Cuando Madrid sea Madrid y España, España, se recordará su vida inmensa y silenciosa como la mar lejana. El Puente de Vallecas no será entonces desolado arrabal de ruinosos tugurios, será el barrio de Ramón Vía, o por lo menos allí estará su calle y su monumento entre modernas casas, limpias avenidas, escuelas y parques.

Entonces el pueblo español será dueño de sus destinos, propietario de España, y los rivereños del Abroñigal venerarán la memoria de quien tan altamente supo, hasta la muerte, defender la causa de los oprimidos, de los hambrientos entre montones de polvo y basura, tricornio y amenaza de la Guardia Civil.

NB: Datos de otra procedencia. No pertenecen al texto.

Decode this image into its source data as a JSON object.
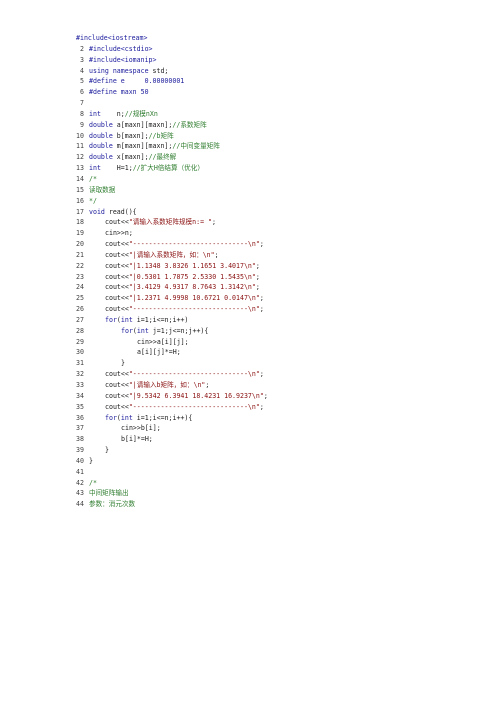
{
  "document": {
    "lines": [
      {
        "n": "",
        "ind": 0,
        "tokens": [
          {
            "t": "#include<iostream>",
            "c": "pp"
          }
        ]
      },
      {
        "n": "2",
        "ind": 0,
        "tokens": [
          {
            "t": "#include<cstdio>",
            "c": "pp"
          }
        ]
      },
      {
        "n": "3",
        "ind": 0,
        "tokens": [
          {
            "t": "#include<iomanip>",
            "c": "pp"
          }
        ]
      },
      {
        "n": "4",
        "ind": 0,
        "tokens": [
          {
            "t": "using namespace",
            "c": "kw"
          },
          {
            "t": " std;",
            "c": "plain"
          }
        ]
      },
      {
        "n": "5",
        "ind": 0,
        "tokens": [
          {
            "t": "#define e     0.00000001",
            "c": "pp"
          }
        ]
      },
      {
        "n": "6",
        "ind": 0,
        "tokens": [
          {
            "t": "#define maxn 50",
            "c": "pp"
          }
        ]
      },
      {
        "n": "7",
        "ind": 0,
        "tokens": []
      },
      {
        "n": "8",
        "ind": 0,
        "tokens": [
          {
            "t": "int",
            "c": "kw"
          },
          {
            "t": "    n;",
            "c": "plain"
          },
          {
            "t": "//规模nXn",
            "c": "cmt"
          }
        ]
      },
      {
        "n": "9",
        "ind": 0,
        "tokens": [
          {
            "t": "double",
            "c": "kw"
          },
          {
            "t": " a[maxn][maxn];",
            "c": "plain"
          },
          {
            "t": "//系数矩阵",
            "c": "cmt"
          }
        ]
      },
      {
        "n": "10",
        "ind": 0,
        "tokens": [
          {
            "t": "double",
            "c": "kw"
          },
          {
            "t": " b[maxn];",
            "c": "plain"
          },
          {
            "t": "//b矩阵",
            "c": "cmt"
          }
        ]
      },
      {
        "n": "11",
        "ind": 0,
        "tokens": [
          {
            "t": "double",
            "c": "kw"
          },
          {
            "t": " m[maxn][maxn];",
            "c": "plain"
          },
          {
            "t": "//中间变量矩阵",
            "c": "cmt"
          }
        ]
      },
      {
        "n": "12",
        "ind": 0,
        "tokens": [
          {
            "t": "double",
            "c": "kw"
          },
          {
            "t": " x[maxn];",
            "c": "plain"
          },
          {
            "t": "//最终解",
            "c": "cmt"
          }
        ]
      },
      {
        "n": "13",
        "ind": 0,
        "tokens": [
          {
            "t": "int",
            "c": "kw"
          },
          {
            "t": "    H=1;",
            "c": "plain"
          },
          {
            "t": "//扩大H倍结算（优化）",
            "c": "cmt"
          }
        ]
      },
      {
        "n": "14",
        "ind": 0,
        "tokens": [
          {
            "t": "/*",
            "c": "cmt"
          }
        ]
      },
      {
        "n": "15",
        "ind": 0,
        "tokens": [
          {
            "t": "读取数据",
            "c": "cmt"
          }
        ]
      },
      {
        "n": "16",
        "ind": 0,
        "tokens": [
          {
            "t": "*/",
            "c": "cmt"
          }
        ]
      },
      {
        "n": "17",
        "ind": 0,
        "tokens": [
          {
            "t": "void",
            "c": "kw"
          },
          {
            "t": " read(){",
            "c": "plain"
          }
        ]
      },
      {
        "n": "18",
        "ind": 1,
        "tokens": [
          {
            "t": "cout<<",
            "c": "plain"
          },
          {
            "t": "\"请输入系数矩阵规模n:= \"",
            "c": "str"
          },
          {
            "t": ";",
            "c": "plain"
          }
        ]
      },
      {
        "n": "19",
        "ind": 1,
        "tokens": [
          {
            "t": "cin>>n;",
            "c": "plain"
          }
        ]
      },
      {
        "n": "20",
        "ind": 1,
        "tokens": [
          {
            "t": "cout<<",
            "c": "plain"
          },
          {
            "t": "\"-----------------------------\\n\"",
            "c": "str"
          },
          {
            "t": ";",
            "c": "plain"
          }
        ]
      },
      {
        "n": "21",
        "ind": 1,
        "tokens": [
          {
            "t": "cout<<",
            "c": "plain"
          },
          {
            "t": "\"|请输入系数矩阵，如：\\n\"",
            "c": "str"
          },
          {
            "t": ";",
            "c": "plain"
          }
        ]
      },
      {
        "n": "22",
        "ind": 1,
        "tokens": [
          {
            "t": "cout<<",
            "c": "plain"
          },
          {
            "t": "\"|1.1348 3.8326 1.1651 3.4017\\n\"",
            "c": "str"
          },
          {
            "t": ";",
            "c": "plain"
          }
        ]
      },
      {
        "n": "23",
        "ind": 1,
        "tokens": [
          {
            "t": "cout<<",
            "c": "plain"
          },
          {
            "t": "\"|0.5301 1.7875 2.5330 1.5435\\n\"",
            "c": "str"
          },
          {
            "t": ";",
            "c": "plain"
          }
        ]
      },
      {
        "n": "24",
        "ind": 1,
        "tokens": [
          {
            "t": "cout<<",
            "c": "plain"
          },
          {
            "t": "\"|3.4129 4.9317 8.7643 1.3142\\n\"",
            "c": "str"
          },
          {
            "t": ";",
            "c": "plain"
          }
        ]
      },
      {
        "n": "25",
        "ind": 1,
        "tokens": [
          {
            "t": "cout<<",
            "c": "plain"
          },
          {
            "t": "\"|1.2371 4.9998 10.6721 0.0147\\n\"",
            "c": "str"
          },
          {
            "t": ";",
            "c": "plain"
          }
        ]
      },
      {
        "n": "26",
        "ind": 1,
        "tokens": [
          {
            "t": "cout<<",
            "c": "plain"
          },
          {
            "t": "\"-----------------------------\\n\"",
            "c": "str"
          },
          {
            "t": ";",
            "c": "plain"
          }
        ]
      },
      {
        "n": "27",
        "ind": 1,
        "tokens": [
          {
            "t": "for",
            "c": "kw"
          },
          {
            "t": "(",
            "c": "plain"
          },
          {
            "t": "int",
            "c": "kw"
          },
          {
            "t": " i=1;i<=n;i++)",
            "c": "plain"
          }
        ]
      },
      {
        "n": "28",
        "ind": 2,
        "tokens": [
          {
            "t": "for",
            "c": "kw"
          },
          {
            "t": "(",
            "c": "plain"
          },
          {
            "t": "int",
            "c": "kw"
          },
          {
            "t": " j=1;j<=n;j++){",
            "c": "plain"
          }
        ]
      },
      {
        "n": "29",
        "ind": 3,
        "tokens": [
          {
            "t": "cin>>a[i][j];",
            "c": "plain"
          }
        ]
      },
      {
        "n": "30",
        "ind": 3,
        "tokens": [
          {
            "t": "a[i][j]*=H;",
            "c": "plain"
          }
        ]
      },
      {
        "n": "31",
        "ind": 2,
        "tokens": [
          {
            "t": "}",
            "c": "plain"
          }
        ]
      },
      {
        "n": "32",
        "ind": 1,
        "tokens": [
          {
            "t": "cout<<",
            "c": "plain"
          },
          {
            "t": "\"-----------------------------\\n\"",
            "c": "str"
          },
          {
            "t": ";",
            "c": "plain"
          }
        ]
      },
      {
        "n": "33",
        "ind": 1,
        "tokens": [
          {
            "t": "cout<<",
            "c": "plain"
          },
          {
            "t": "\"|请输入b矩阵，如：\\n\"",
            "c": "str"
          },
          {
            "t": ";",
            "c": "plain"
          }
        ]
      },
      {
        "n": "34",
        "ind": 1,
        "tokens": [
          {
            "t": "cout<<",
            "c": "plain"
          },
          {
            "t": "\"|9.5342 6.3941 18.4231 16.9237\\n\"",
            "c": "str"
          },
          {
            "t": ";",
            "c": "plain"
          }
        ]
      },
      {
        "n": "35",
        "ind": 1,
        "tokens": [
          {
            "t": "cout<<",
            "c": "plain"
          },
          {
            "t": "\"-----------------------------\\n\"",
            "c": "str"
          },
          {
            "t": ";",
            "c": "plain"
          }
        ]
      },
      {
        "n": "36",
        "ind": 1,
        "tokens": [
          {
            "t": "for",
            "c": "kw"
          },
          {
            "t": "(",
            "c": "plain"
          },
          {
            "t": "int",
            "c": "kw"
          },
          {
            "t": " i=1;i<=n;i++){",
            "c": "plain"
          }
        ]
      },
      {
        "n": "37",
        "ind": 2,
        "tokens": [
          {
            "t": "cin>>b[i];",
            "c": "plain"
          }
        ]
      },
      {
        "n": "38",
        "ind": 2,
        "tokens": [
          {
            "t": "b[i]*=H;",
            "c": "plain"
          }
        ]
      },
      {
        "n": "39",
        "ind": 1,
        "tokens": [
          {
            "t": "}",
            "c": "plain"
          }
        ]
      },
      {
        "n": "40",
        "ind": 0,
        "tokens": [
          {
            "t": "}",
            "c": "plain"
          }
        ]
      },
      {
        "n": "41",
        "ind": 0,
        "tokens": []
      },
      {
        "n": "42",
        "ind": 0,
        "tokens": [
          {
            "t": "/*",
            "c": "cmt"
          }
        ]
      },
      {
        "n": "43",
        "ind": 0,
        "tokens": [
          {
            "t": "中间矩阵输出",
            "c": "cmt"
          }
        ]
      },
      {
        "n": "44",
        "ind": 0,
        "tokens": [
          {
            "t": "参数：消元次数",
            "c": "cmt"
          }
        ]
      }
    ]
  }
}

Todo lo que hoy ocurre parecerá pesadilla, lóbrega fantasmagoría que el soleado puño español habrá aplastado para siempre.

Nació Ramón Vía en 1910, bajo el signo de aquella escoria de caciquil feudalismo. Se sucedían crisis tras crisis de Gobiernos formados por condes, marqueses y marrulleros jurisconsultos, sangraba la guerra de África y comenzaba la rebeldía obrera a tomar cuerpo y forma.

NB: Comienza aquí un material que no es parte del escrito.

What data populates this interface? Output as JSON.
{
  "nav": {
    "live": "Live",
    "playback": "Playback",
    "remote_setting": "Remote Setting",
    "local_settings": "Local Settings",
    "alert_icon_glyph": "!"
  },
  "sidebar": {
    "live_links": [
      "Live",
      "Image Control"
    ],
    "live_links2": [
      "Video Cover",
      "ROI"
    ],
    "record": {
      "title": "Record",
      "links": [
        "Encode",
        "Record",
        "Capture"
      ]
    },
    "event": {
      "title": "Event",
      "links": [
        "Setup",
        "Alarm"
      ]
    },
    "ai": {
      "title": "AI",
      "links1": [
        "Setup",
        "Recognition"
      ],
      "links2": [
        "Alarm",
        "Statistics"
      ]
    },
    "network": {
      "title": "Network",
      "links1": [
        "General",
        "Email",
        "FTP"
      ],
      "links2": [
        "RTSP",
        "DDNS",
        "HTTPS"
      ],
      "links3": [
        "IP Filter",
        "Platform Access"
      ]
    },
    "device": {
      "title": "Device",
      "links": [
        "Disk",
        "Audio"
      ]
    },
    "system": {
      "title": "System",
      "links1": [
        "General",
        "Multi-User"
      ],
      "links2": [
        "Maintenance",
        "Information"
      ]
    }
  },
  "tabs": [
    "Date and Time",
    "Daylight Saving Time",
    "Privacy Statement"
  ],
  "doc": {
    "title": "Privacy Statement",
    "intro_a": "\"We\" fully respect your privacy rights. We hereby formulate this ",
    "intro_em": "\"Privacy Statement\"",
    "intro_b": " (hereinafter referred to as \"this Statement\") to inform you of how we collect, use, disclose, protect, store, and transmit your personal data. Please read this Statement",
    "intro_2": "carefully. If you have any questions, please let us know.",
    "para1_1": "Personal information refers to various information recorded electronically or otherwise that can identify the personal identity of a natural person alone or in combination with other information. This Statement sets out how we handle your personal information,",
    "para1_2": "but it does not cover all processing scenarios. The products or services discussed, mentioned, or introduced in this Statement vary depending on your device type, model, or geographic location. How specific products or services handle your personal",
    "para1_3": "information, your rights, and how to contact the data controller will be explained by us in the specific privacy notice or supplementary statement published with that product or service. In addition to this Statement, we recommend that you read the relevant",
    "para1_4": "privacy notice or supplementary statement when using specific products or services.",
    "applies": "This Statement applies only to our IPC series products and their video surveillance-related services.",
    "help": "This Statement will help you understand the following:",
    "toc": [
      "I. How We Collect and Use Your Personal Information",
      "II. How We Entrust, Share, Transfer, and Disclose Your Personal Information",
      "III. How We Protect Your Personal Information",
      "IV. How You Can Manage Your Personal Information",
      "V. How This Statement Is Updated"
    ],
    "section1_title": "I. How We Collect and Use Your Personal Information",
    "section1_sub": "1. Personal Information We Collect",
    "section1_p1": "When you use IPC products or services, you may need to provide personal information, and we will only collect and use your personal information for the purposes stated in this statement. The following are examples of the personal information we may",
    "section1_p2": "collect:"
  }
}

La vida para Ignacio Vía, carpintero del Puente de Vallecas, no era muy placentera con sus siete hijos por sacar adelante y su jornal exiguo.

Ramón, el menor, apenas pudo ir a la escuela. Desde los once años tuvo que trabajar, y a los quince era ya metalúrgico.

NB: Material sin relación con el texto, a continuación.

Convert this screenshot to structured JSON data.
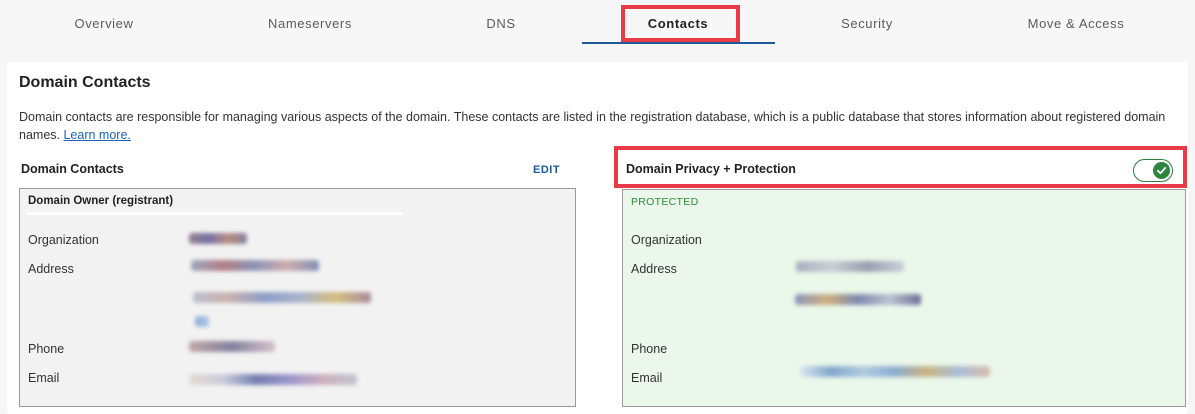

Se enardecía la lucha de clases, y aquellos adolescentes, hoy hombres, sentían en sus venas el ardor irresistible de una época nueva, de un batallar antiguo que iba a resucitarse y a tomar nuevas formas. Se proclamó la República. El pueblo, ¿no era acaso lo más fuerte, lo único honesto y fuerte del país?

A los veintiún años ingresó Ramón en el Sindicato Metalúrgico de la UGT «El Baluarte». A los veintidós años fue elegido miembro de un comité de huelga.

Entonces comenzó a conocer por su propia experiencia lo que era la ira de los patronos y lo que la «democracia» dirigida por la burguesía significaba. Pedían los metalúrgicos trabajar cuarenta horas por semana. Madrid se llenó de guardias y de policías secretos o montados a caballo.

Durante tres meses que duró la huelga anduvo Ramón disfrazado de estudiante, con los libros bajo el brazo, huyendo de la policía que lo buscaba.

En el año 1934 los enemigos del pueblo presentaban ya un frente unido y un jefe. Se declaró en España la huelga general y comenzó a combatirse en diversos puntos de España.

Militaba Ramón en el Partido Socialista y le tocó actuar en las Vistillas.

En aquella clara noche de octubre el Seminario parecía una fortaleza inexpugnable. Patrullaban los obreros armados, comunistas, socialistas y anarquistas, prestos a socorrerse.

Detrás del negro edificio se divisaba la luz de un arenal iluminado a ratos por la luna. Más abajo la estación, el río y la casa de campo.

Los portales estaban cerrados, los comercios y las tabernas. Había un silencio de muerte en la capital de España.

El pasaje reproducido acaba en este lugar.